Nobles — the Clawlords
These are the Rat King’s chosen cadre. Larger, more refined, and articulate to an eerie degree, the Clawlords serve as advisors, commanders, and diplomats. They claim their forms are the result of “proper lineage” blessed by Delirium’s will. Whether this is truth, propaganda, or the Rat King’s own delusion remains unclear.
Behavior and Territory
The ratlings occupy vast portions of the city’s lower structures, yet they rarely act without purpose. Patrols move in coordinated circuits. Swarms serve as early warning systems. Gnashers defend choke points and sacred chambers. Intelligent ratlings sometimes parley with travelers, though their sense of honesty and barter rarely aligns with human expectations. They consider scavenging a legal right and view surface dwellers as trespassers upon a domain long claimed.
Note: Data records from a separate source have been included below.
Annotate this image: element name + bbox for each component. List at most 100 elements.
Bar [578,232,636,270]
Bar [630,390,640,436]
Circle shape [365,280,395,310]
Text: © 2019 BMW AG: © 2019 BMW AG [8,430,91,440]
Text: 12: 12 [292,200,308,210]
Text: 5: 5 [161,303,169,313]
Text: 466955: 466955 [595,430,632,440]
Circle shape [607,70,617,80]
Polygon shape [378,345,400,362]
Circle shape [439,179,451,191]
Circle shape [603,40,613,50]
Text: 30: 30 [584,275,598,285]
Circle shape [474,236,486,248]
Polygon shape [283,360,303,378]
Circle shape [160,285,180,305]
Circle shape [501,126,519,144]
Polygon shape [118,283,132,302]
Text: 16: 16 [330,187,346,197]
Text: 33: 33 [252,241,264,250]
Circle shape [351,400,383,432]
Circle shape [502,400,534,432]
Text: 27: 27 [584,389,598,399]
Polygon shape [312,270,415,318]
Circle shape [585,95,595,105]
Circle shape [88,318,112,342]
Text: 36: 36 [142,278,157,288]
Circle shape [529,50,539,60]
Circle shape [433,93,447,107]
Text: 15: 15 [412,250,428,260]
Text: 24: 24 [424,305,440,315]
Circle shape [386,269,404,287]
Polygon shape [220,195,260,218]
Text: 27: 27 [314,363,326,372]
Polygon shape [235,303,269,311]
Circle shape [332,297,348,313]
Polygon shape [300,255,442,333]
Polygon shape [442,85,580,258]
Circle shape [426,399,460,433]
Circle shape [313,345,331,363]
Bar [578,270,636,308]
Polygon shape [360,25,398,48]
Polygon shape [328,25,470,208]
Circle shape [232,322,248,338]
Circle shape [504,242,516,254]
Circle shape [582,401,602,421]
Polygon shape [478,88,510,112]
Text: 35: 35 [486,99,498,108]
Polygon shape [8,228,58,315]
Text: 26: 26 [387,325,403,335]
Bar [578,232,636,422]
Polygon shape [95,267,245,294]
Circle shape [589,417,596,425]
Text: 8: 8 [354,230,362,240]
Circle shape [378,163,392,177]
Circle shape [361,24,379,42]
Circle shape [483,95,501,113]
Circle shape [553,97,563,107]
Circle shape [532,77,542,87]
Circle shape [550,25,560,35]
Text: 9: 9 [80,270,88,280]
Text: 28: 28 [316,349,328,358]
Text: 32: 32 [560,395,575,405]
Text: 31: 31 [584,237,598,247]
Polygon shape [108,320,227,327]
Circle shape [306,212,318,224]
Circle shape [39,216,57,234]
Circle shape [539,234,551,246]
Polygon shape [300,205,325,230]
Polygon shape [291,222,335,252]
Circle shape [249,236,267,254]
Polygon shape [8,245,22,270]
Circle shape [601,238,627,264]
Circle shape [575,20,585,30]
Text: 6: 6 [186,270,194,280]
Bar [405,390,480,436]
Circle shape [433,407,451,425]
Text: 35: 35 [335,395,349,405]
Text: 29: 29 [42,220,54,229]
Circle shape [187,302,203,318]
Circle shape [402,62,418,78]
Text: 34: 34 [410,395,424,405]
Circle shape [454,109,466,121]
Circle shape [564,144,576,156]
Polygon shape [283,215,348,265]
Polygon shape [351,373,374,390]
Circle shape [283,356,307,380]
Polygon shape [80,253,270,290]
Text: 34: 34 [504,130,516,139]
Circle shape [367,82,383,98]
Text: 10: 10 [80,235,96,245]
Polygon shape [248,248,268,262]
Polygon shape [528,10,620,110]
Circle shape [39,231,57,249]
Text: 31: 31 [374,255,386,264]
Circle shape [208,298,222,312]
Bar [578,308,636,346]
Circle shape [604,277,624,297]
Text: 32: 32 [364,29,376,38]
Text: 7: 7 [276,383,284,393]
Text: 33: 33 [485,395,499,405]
While they avoid direct conflict with highly armed groups, the Clutch responds swiftly to perceived threats. Those who linger near their tunnels often sense eyes upon them long before any sound is heard.
Rumors and Unsettling Tales
Many stories circulate among scavengers, wanderers, and the few scholars who dare catalog the Clutch. Some speak of a throne room deep beneath the crater, a living mound of fused flesh, bone, and glittering Delirium pulses that grow in rhythm with the Rat King’s breath. Others claim that certain ratlings have mastered the art of blending among surface folk, learning trades, languages, and politics with alarming ease.
There are whispers of a human envoy who returned from a clandestine meeting with the Rat King, their manner altered and their pupils stained with a faint pink glow. And older still are rumors of strange runes uncovered in the deepest tunnels, carved long before Nimbus existed, now traced and expanded by ratling claws. Whatever lies beneath the city, it seems the Clutch digs with purpose toward it.